The UK’s Health & Safety Executive, in collaboration with the Chemical Business Association (CBA) and Solvent Industry Association (SIA) has issued general guidance outlining the type of assessments that should be carried out to manage the risks associated with IBCs storing flammable and combustible material.
Of particular interest is the assessment for managing the risk of electrostatic ignitions. The HSE refers to the SIA’s notice No.51a which provides guidance on minimising the risk of incendive electrostatic spark discharges when storing solvents in IBCs.
Electrostatic hazards and IBCs
The risk of electrostatic discharges in potentially flammable or combustible atmospheres is well documented in best practice standards like Cenelec’s CLC/TR:50404 and NFPA 77. Although identifying static as a hazard is difficult to visualise, as it is not readily tangible or easily detectable, the underlying theory and safe practices that can be put into place are relatively straightforward.
The flow of any material in pipes, filters and fittings, whether the material is conductive or non-conductive, results in the separation of charges. The separation of 1 electron in half a million is all that is required to provide the right conditions for an incendive spark discharge to occur. Much the same way a spark plug works in the engine of a car, electrostatic discharges result from the existence of a spark gap. The spark gap only needs to be momentary and if a flammable or combustible atmosphere is present in the spark gap, the energy released can exceed the minimum ignition energy of the surrounding atmosphere. Uncontrolled spark discharges have enough energy to ignite the majority of flammable atmospheres.
When liquid entering an IBC has surplus charges attached to it, it creates an electric field which induces opposite charges on the inner wall of the IBC. If the IBC is not properly grounded, it will act like a capacitor plate in an electric circuit, accumulating charges on the outer surface of the IBC.
The accumulation of charges is now a potential ignition hazard as surplus charges are available to discharge to objects in the vicinity of the IBC in an uncontrolled manner. The commonest form of object charged IBCs will discharge to are grounded conductors like surrounding plant equipment, dip tubes, forklift trucks and, most commonly, the operator handling the IBC. What is of critical importance is that the IBC is conductive and has a low resistance static dissipative connection to earth. This will enable any surplus charges to flow immediately to ground from the hazardous area in a controlled manner. The standards, including the guidance issued by the SIA, categorically state this resistance must be less than 10 ohms and regularly checked to ensure the IBC is always capable of dissipating charges.

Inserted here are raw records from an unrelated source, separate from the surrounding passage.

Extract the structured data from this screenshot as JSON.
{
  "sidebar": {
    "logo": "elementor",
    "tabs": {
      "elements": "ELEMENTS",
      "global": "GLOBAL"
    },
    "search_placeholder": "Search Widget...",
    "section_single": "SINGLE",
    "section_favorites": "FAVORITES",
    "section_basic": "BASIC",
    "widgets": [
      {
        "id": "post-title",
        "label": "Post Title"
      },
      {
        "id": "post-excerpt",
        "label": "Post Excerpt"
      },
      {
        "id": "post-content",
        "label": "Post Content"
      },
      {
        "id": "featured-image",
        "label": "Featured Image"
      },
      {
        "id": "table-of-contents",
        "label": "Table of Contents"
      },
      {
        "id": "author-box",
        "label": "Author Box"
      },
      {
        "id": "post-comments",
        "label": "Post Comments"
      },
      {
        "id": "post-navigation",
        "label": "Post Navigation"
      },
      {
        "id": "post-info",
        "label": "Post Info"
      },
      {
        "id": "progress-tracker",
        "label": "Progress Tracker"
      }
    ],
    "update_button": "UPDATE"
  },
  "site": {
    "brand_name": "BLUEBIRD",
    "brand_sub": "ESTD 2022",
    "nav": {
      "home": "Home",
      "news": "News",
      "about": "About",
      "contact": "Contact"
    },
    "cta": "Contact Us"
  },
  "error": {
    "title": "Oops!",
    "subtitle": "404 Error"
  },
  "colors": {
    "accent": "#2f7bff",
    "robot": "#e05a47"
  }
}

A connection resistance of 10 ohms or less ensures there is no doubt that the rate of charge dissipation exceeds the rate of charge generation and charge accumulation, allowing the static charges to be dissipated safely from the IBC.
It follows that the first thing an operator must do before filling or dispensing from an IBC is to ensure the IBC has a positive static dissipative ground connection.
There are also a number of additional factors that must be borne in mind when using IBCs. Filling flow rates and the conductivity of the liquid are especially important factors to consider. When the IBC is filled initially, a potential spark gap will be present between the end of the filling pipe and the surface of the liquid. The SIA guidance recommends 1 m/s until the fill pipe is covered by the liquid and a limit of 2 m/s thereafter. Splash filling must be completely avoided as this will encourage the separation of charges.